Interviewing: Change is Good
As many of us explore the new normal of working in a post-pandemic world, one of the biggest take-aways is: work-life has changed permanently.
As some industries boomed during the height of the pandemic, others issued massive layoffs or closed entirely. This left a large sector of the public without jobs and a whole new set of worries. The good news is that job openings are also up right now as well. Luckily, if you were displaced from your job during this time businesses are now hiring. It’s time to polish your resume and LinkedIn.
So how do you optimize your interview experience, and what can you expect in the board room?

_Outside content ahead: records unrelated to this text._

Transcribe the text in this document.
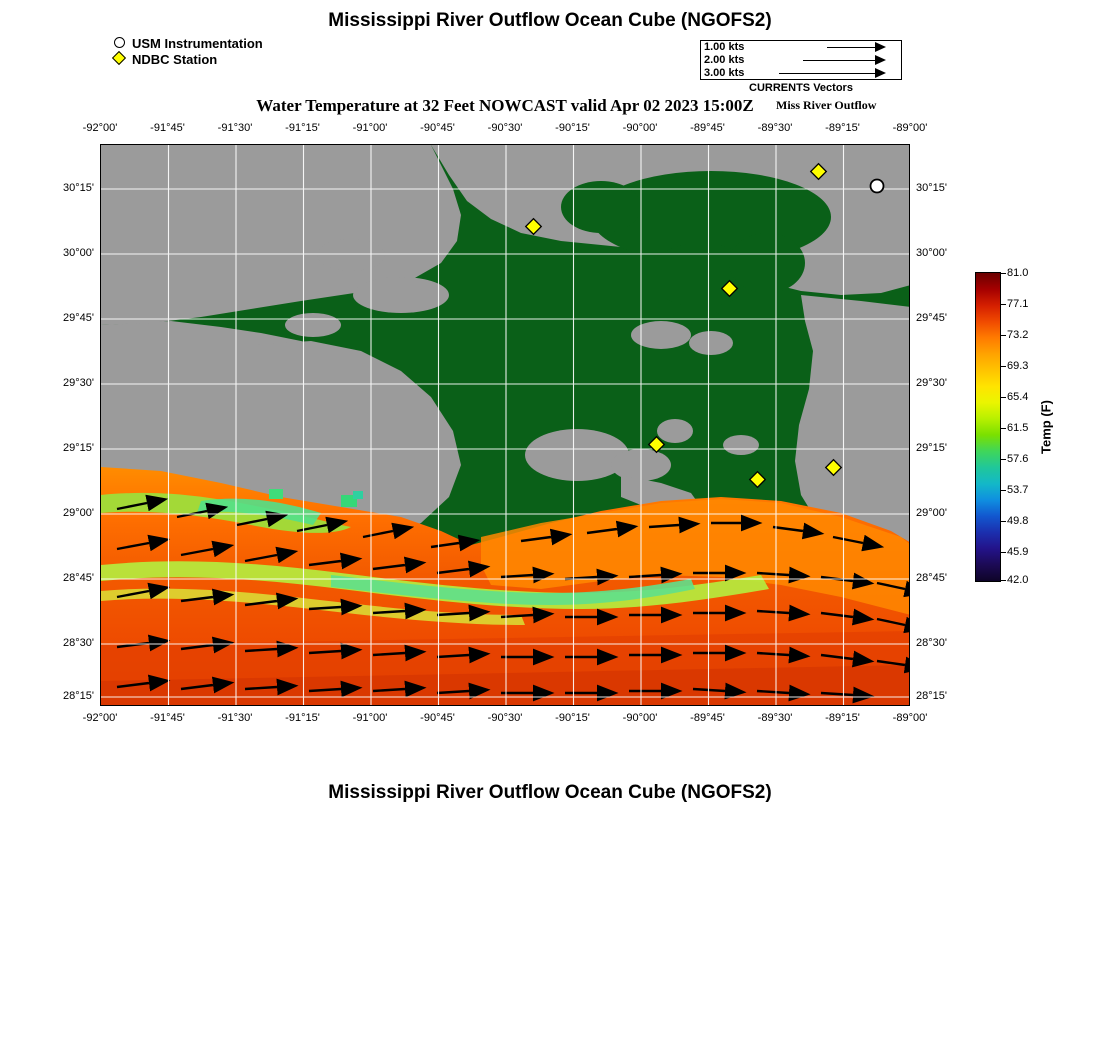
Mississippi River Outflow Ocean Cube (NGOFS2)
USM Instrumentation
NDBC Station
1.00 kts
2.00 kts
3.00 kts
CURRENTS Vectors
Water Temperature at 32 Feet NOWCAST valid Apr 02 2023 15:00Z	Miss River Outflow
-92°00'	-91°45'	-91°30'	-91°15'	-91°00'	-90°45'	-90°30'	-90°15'	-90°00'	-89°45'	-89°30'	-89°15'	-89°00'
-92°00'	-91°45'	-91°30'	-91°15'	-91°00'	-90°45'	-90°30'	-90°15'	-90°00'	-89°45'	-89°30'	-89°15'	-89°00'
30°15'
30°00'
29°45'
29°30'
29°15'
29°00'
28°45'
28°30'
28°15'
30°15'
30°00'
29°45'
29°30'
29°15'
29°00'
28°45'
28°30'
28°15'
81.0
77.1
73.2
69.3
65.4
61.5
57.6
53.7
49.8
45.9
42.0
Temp (F)
Mississippi River Outflow Ocean Cube (NGOFS2)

Most businesses are slowly reintegrating staff to the physical workplace and things seem to be turning a corner for standard business practices to resume. The hiring process is different now, and so are the things you should be negotiating when you’re interviewing. You can’t return to the interview table the same way you did pre-pandemic. Here’s why.
So many employees were forced into work-from-home scenarios at the start of the pandemic and many people, regardless of their job title, realized what life was like at home. Without rehashing the myriad anecdotes we all have about pandemic lockdown, we have come out of it with a new understanding of work-life balance. The collective learned experience helps us to make informed decisions moving forward.
What has it been like to interview recently?
Right now, you can still expect a portion of your interview, or several portions, to be conducted virtually. Companies that have gone back to work are not willing to disrupt the in-person ecosystem they worked hard to get back by bringing in outsiders. If you expect an interview process that is more than one meeting, it is safe to assume the first few will be virtual.
Since companies have the flexibility to interview via video conference, they can bring in more people. This boils down to either more people on the call, or multiple calls. It seems that companies are more interested in making sure you’re a good fit for the company than ever before.
The Perfect Fit
Prospective employers want to ensure they’re getting the right person for the job- so they’re willing to shop around. Although this is incredibly frustrating and suspenseful, it isn’t unusual to wait more than week without hearing from anyone. This might not be due to the company being discourteous, it has more to do with trying to juggle too many people’s schedules. Where are they? Is someone out on PTO? Did the current team get a chance to discuss the new hire? Who is in the office, and who is virtual? There are lots of moving parts.
You’ve made it to the end of the interviewing process and are now negotiating. In addition to things like salary, bonuses, stock options, benefits, and other more nuanced perks, here are a few things you should expect in the post-pandemic work world:
- It is now an expectation that you will discuss a flex schedule. We all learned that it is possible to be a productive and integrated members of the company. Businesses expect this conversation.
- Health and wellbeing are now a permanent fixture in negotiations. Not only are people expected to discuss PTO, for sick or otherwise, but mental health options are also discussed. There are many ways companies are integrating wellness into their options, but it depends on the type of industry you’re working in and the size and scope of the company. Ask about it.
- If they are unwilling, or unable (due to the nature of the work), to give a work-from-home option, use that as leverage for additional PTO. Covid-19 hasn’t disappeared. Even if you aren’t scared of contracting it, schools have changed their sick policies for children, among other scheduling nightmares. The potential for you to need more days than you ever did before because of you or a family member not being able to attend work or school in person are still high.
Plan ahead and advocate for yourself. Although smaller companies may be more inclined to look out for their employees’ welfare- large companies, and those who have struggled through the pandemic, are more concerned about the bottom line. It is an unfortunate reality. Approaching an interview with a company like that is ok if you are mentally prepared to ask for things that will help you and your family in the new normal. Advocate for yourself.
Employers Looking to Hire
Keeping your employees happy in the workplace organically boosts morale. In a time when we can’t do the things we usually do to boost morale, e.g., team building trips or experiences, incentive trips or simply a nice happy hour or company party, you need to start thinking of ways to keep employees invested in the company for retention.
Lots of people are on the move right now. In simple terms, companies should be sleeping with one eye open because most of their workforce is probably looking at the competition to see what’s available and what they’re offering. To be honest, can you blame them? Unless you have run the most seamless execution of work-during-a-global-crisis, everyone is ready to finally pick their heads up and take a look around.
Is This the Perfect Time to Make a Career Change?
Since so many companies are in flux, both in terms of employee retention and the change in market, it does seem like a good time to make a change. Many people are more willing to take a risk right now.
For some, they have had an epiphany during the pandemic, others have decided to pivot their careers, some got laid off and are trying to find the next move. There are scores of reasons why Americans are job seeking right now. Own it. You’re not alone.